11. The method of claim 10, wherein the enhanced-activated form of an antibody against the brain specific S-100 protein is a polyclonal antibody.

12. The method of claim 1, wherein the activated-potentiated form of an antibody against brain-specific protein S-100 is prepared by successive centesimal dilutions associated with agitation of each dilution.

13. The method of claim 1, wherein the potentiated-activated form of an antibody against endothelial NO synthase is a monoclonal, polyclonal or natural antibody.

14. The method of claim 13, wherein the potentiated-activated form of an antibody against endothelial NO synthase is a polyclonal antibody.

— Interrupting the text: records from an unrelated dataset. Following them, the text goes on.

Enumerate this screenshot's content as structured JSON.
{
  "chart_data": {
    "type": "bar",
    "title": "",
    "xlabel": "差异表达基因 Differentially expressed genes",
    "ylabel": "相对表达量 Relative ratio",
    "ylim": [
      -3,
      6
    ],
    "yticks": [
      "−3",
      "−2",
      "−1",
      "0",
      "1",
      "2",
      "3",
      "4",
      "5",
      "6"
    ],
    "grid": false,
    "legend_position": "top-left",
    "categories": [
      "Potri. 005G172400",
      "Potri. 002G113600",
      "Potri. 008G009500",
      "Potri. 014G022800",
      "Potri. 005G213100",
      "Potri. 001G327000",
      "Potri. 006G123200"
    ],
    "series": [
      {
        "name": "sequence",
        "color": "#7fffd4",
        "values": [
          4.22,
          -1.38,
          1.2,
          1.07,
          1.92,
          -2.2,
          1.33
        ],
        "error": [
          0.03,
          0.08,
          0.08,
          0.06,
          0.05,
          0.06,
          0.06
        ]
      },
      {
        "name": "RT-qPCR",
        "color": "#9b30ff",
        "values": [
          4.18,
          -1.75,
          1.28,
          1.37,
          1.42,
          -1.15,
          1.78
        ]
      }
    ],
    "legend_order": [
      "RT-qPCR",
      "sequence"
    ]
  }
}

15. The method of claim 1, wherein the potentiated-activated form of an antibody against endothelial NO synthase is prepared by successive centesimal dilutions associated with agitation of each dilution.

16. The method of claim 1, wherein the combination pharmaceutical composition is administered in one to two unit dosage forms, each of the dosage forms being administered from once a day to six times a day.

17. The method of claim 16, wherein the combination pharmaceutical composition is administered in one to two unit dosage forms, each of the unit dosage forms being administered twice a day.

18. A method for improving cognitive functions as manifested by the increase of the MMSE score by administration of the combination pharmaceutical composition of claim 1.

19. A pharmaceutical composition for use in the treatment of a patient suffering from Alzheimer's disease, said composition is obtained by providing a) an enhanced-activated form of an antibody against brain-specific S-100 protein and b) enhanced-activated form of the antibodies against the endothelial NO synthase, each prepared by consecutive repeated dilution and multiple agitation of each solution obtained according to the homeopathic technology and, and then combining the enhanced solutions by mixing them, or, alternatively, impregnating a carrier mass with said combined solution or with the solutions separately.